15 Juli 2015, 10:00 akhirnya aku tiba di
tanah merah desa itu. Lembor adalah sebuah desa di Kecamatan Brondong Lamongan.
Perkampungan desa itu berada di kaki pegunungan kapur dan batu. Gersang dan
panas. Perkebunan jati dan tanaman palawija seperti jagung menjadi pemandangan
khas sepanjang jalan menuju desa itu. Siang permulaan kemarau itu, tanaman
palawija di Lembor mengering dan kerontang. Sangat pas bersanding dengan
tanahnya yang merah. Mungkin pemandangan yang lebih hijau akan aku dapatkan
seandainya aku berkunjung di tengah musim hujan.
#
Muhammadiyah & NU
Berbeda dengan tempat tinggalku dulu dan
sekarang, di Lembor masyarakatnya tergolong homogen.

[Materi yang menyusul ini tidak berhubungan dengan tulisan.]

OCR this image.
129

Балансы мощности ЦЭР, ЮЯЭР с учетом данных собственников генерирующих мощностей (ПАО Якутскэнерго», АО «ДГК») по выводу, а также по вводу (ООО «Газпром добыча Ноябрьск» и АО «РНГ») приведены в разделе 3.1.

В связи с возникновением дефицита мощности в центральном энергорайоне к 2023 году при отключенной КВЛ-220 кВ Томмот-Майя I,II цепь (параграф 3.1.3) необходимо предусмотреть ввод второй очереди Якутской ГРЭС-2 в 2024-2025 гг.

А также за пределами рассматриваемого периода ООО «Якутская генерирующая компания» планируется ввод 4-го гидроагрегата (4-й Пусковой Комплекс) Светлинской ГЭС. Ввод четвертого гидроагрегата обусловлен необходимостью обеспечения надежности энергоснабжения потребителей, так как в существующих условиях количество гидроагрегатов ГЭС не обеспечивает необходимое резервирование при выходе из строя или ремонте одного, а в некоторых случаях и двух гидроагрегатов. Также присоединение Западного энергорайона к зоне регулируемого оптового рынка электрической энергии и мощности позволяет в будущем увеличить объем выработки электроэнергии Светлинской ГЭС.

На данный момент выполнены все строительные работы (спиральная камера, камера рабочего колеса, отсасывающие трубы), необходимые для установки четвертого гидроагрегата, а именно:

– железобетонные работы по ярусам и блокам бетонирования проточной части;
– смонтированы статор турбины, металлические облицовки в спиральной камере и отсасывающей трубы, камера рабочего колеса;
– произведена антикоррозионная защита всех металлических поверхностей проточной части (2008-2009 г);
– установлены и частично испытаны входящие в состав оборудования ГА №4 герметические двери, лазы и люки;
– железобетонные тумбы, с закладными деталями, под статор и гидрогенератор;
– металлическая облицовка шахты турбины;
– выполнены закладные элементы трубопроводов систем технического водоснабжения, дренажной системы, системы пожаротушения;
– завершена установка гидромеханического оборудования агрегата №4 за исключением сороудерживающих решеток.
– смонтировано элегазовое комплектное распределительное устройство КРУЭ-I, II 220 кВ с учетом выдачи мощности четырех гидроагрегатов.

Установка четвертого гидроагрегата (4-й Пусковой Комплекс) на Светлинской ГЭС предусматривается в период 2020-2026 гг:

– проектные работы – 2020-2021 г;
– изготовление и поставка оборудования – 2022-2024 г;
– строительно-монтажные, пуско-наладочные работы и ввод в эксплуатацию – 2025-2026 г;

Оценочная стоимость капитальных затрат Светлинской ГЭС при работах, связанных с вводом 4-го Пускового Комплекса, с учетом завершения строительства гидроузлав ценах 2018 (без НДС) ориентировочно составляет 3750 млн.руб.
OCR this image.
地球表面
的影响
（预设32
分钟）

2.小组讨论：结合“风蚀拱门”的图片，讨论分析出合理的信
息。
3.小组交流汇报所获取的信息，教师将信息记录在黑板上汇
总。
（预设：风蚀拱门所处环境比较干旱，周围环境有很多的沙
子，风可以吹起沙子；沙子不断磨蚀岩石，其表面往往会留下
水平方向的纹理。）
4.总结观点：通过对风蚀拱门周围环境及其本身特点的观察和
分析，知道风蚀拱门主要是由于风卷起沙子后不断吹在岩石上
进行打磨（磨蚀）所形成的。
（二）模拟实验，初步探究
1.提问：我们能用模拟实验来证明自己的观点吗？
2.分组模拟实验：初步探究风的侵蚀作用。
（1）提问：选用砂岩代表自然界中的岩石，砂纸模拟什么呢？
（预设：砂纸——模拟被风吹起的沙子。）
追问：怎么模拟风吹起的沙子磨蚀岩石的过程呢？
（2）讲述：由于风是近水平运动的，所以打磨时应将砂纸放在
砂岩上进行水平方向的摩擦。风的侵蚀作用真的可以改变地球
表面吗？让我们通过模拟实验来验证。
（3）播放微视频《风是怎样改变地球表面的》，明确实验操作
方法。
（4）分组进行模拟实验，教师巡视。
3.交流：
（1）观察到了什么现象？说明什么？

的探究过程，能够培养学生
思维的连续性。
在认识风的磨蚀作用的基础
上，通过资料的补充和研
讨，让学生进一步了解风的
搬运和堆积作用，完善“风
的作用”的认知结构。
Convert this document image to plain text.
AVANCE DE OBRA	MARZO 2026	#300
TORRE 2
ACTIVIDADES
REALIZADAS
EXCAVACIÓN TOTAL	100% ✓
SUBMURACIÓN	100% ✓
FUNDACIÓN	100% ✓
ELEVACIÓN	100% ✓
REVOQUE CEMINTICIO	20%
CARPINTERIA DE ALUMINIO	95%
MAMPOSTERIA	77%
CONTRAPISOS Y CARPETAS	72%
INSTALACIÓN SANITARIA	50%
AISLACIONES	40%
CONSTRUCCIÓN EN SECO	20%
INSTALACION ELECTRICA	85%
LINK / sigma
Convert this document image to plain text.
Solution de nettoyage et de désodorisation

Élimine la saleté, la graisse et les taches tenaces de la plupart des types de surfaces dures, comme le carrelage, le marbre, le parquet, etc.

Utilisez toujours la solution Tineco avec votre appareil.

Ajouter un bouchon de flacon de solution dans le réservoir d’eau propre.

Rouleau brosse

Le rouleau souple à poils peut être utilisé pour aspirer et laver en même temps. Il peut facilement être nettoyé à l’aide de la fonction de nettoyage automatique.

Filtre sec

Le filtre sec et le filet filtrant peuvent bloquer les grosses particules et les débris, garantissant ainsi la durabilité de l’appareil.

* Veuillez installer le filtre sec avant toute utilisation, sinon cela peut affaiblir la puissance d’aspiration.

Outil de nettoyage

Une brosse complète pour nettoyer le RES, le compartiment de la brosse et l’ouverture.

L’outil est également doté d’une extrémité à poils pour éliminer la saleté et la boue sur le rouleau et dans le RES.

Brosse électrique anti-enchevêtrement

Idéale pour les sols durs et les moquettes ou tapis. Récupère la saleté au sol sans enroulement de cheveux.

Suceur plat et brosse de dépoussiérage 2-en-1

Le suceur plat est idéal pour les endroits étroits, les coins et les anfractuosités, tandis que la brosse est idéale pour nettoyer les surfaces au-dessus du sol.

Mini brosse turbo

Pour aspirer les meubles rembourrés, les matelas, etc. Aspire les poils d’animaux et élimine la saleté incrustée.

Dalam arti mereka adalah
penduduk asli yang hanya berafiliasi pada dua golongan. Muhammadiyah dan
Nahdatul Ulama. Kita bisa mengetahuinya sekali pandang. Pertama dari lembaga
pendidikan yang terdapat di kampung itu. Hanya ada sekolah milik Muhammadiyah
dan NU. Kedua dari tempat beribadah. Ada dua masjid besar yang jarak antara
keduanya tidak lebih dari 500 meter. Mesjid pertama dominan warna biru, mesjid
kedua dipoles dengan cat hijau.
Bangunan bekas SD Negeri Lembor |
Tentang afiliasi golongan ini, Mak Roh,
sapaan akrab ibu pemilik rumah tempat aku menumpang bercerita mengenai sekolah
negeri yang kini tinggal puing. “Sekolah SD (negeri) di sini gak laku nak! Dulu
ibu terakhir sekolah di sana keluarga dan tetangga banyak yang menegur. Untuk
apa sekolah di SD tidak ada pelajaran agamanya. Kalau agamanya gak ada untuk
apa pintar,” begitu ujar Mak Roh. Dan benar saja, bangunan bekas sekolah itu
sudah tampak renta dan ditumbuhi berbagai ilalang dan pohon yang tingginya
sudah melebihi bangunan itu sendiri. Sepertinya, pemerintah sudah tidak berniat
untuk membuka kelas dan menawarkan kurikulum yang lebih ramah dengan penduduk
setempat.
#Bertahan
Menjadi Petani di Tanah Gersang
Seperti kebanyakan desa di Indonesia, desa
ini juga dihuni oleh masyarakat perantauan. Dalam kunjungan kali itu aku tidak
merasakan suasana sepi seperti yang diceritakan kawan lantaran berkunjung di
musim mudik. Sebagian besar dari mereka merantau sebagai Tenaga Kerja Indonesia
(TKI) di berbagai negara Asia terutama Malaysia dan akan pulang pada hari-hari
khusus. Terutama hari raya dan minimal satu tahun sekali. Pak Masropin, suami
Mak Roh adalah salah satunya. Tapi sudah sejak lama Pak Masropin memilih pulang
dan mengabdikan hari-harinya sebagai petani yang mencoba menghidupi keluarga
dari tanah gersang di kampungnya. “Bapak dulu kerja di perusahaan kontraktor,”
kata kawan.
Pilihan menjadi petani di negeri ini selalu tidak
mudah. Apalagi di tanah gersang dan kering desa desa itu. Di kampungku, tanahnya
yang selalu basah saja petani masih merugi. Aku tidak bisa membayangkan
perjuangan yang perlu dilewati petani di Lembor. Meskipun begitu, orang-orang
seperti Pak Masropin tetap memilih bertahan. Mungkin Pak Masropin sudah
menemukan arti “rumah” sebenarnya. Seberapapun tidak menjanjikannya, rumah
tetap menawarkan ketentraman dalam batin seseorang. Dengan usia yang semakin
merambat naik, ketentraman dan kehidupan sederhana adalah sumber kebahagiaan.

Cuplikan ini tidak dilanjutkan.